Among the topics covered: 

  • Bob discusses his work as a relationship engineer, and how it ties in with skills used in his work in the automotive industry. 

  • The unique challenges of working with men going through divorce; how it can be more difficult for men to open up to other men and to express themselves vulnerably as they go through relationship challenges. 

  • The likelihood that a man will be blindsided by divorce, given that women tend to initiate late-life divorce. 

  • The “Social” penalty that men face in gray divorce. 

    • Health declines. 

    • Greater overall feelings of loneliness and social isolation 

    • Deteriorating relationships with adult children. 

    • Higher risk of adopting bad habits (i.e. overeating, alcohol, drugs). 

  • The genesis of Bob’s podcast Men Becoming Better Men 

    • His positive experience receiving coaching led him to become a coach. 

  • The physical and psychological benefits of healthy habits 

    • Going to the gym and keeping fit. 

    • The social connections of physical activities such as CrossFit. 

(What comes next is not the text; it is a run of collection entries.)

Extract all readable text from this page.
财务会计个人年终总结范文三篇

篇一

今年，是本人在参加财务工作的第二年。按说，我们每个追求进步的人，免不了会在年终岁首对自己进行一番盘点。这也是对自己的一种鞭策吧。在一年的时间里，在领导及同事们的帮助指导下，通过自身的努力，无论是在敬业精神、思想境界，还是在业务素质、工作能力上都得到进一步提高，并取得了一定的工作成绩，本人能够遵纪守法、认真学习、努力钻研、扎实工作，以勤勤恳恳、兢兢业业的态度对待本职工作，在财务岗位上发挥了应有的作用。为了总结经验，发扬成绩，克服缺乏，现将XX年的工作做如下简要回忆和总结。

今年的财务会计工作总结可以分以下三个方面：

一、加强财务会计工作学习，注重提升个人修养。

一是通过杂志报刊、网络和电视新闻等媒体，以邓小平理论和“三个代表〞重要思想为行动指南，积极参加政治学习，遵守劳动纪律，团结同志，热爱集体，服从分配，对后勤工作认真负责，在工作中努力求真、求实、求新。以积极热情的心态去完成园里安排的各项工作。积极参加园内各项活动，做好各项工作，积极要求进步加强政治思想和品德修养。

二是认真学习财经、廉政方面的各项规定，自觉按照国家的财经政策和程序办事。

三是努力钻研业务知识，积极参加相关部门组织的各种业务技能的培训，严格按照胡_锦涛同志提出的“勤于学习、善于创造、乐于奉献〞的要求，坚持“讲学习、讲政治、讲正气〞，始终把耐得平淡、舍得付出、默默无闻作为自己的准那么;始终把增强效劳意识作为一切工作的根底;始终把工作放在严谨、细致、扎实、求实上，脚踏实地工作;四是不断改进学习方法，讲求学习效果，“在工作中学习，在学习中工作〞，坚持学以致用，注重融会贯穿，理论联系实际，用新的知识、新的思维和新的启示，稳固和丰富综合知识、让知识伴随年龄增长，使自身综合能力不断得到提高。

  • Bob’s process when working with clients focuses on three main areas. 

    • Integrity 

      • Being true to oneself and acknowledging one’s strengths and weaknesses. 

    • Connection 

      • The importance of social activities that are integral to one’s personality in fostering connection with others. Bob and Andrew cite examples of two male acquaintances finding social connections through barbershop quartets and the other with playing the ukelele. 

    • Purpose 

      • Fulfillment can be derived by helping others. The concept of flow and losing track of time when engaged in an activity that inspires and energizes us. 

    • Bob and Andrew discuss using our strengths or skill sets in conjunction with activities that fulfill us. 

    • Bob’s three questions to ask ourselves to derive keywords to determine our purpose: 

      • 1) What do we value? 

      • 2) How do we present those/put them out into the world? 

      • 3) What is your ideal view of the world? 

      • Create a sentence out of the words that arise from these questions. Bob’s sentence: “I use my desire to serve and my faith to inspire and encourage others to be physically, mentally, and spiritually healthy.” 

    • The concept of Ikigai and finding a purpose based on four key factors: 

      • What do we love? 

      • What are we good at? 

      • What does the world need? 

      • Can we be paid for this activity? 

  • How giving of yourself can contribute to personal growth after divorce. And how the benefits of giving can often exceed receiving. 

  • How reflecting on our childhood selves can help us find purpose in late life.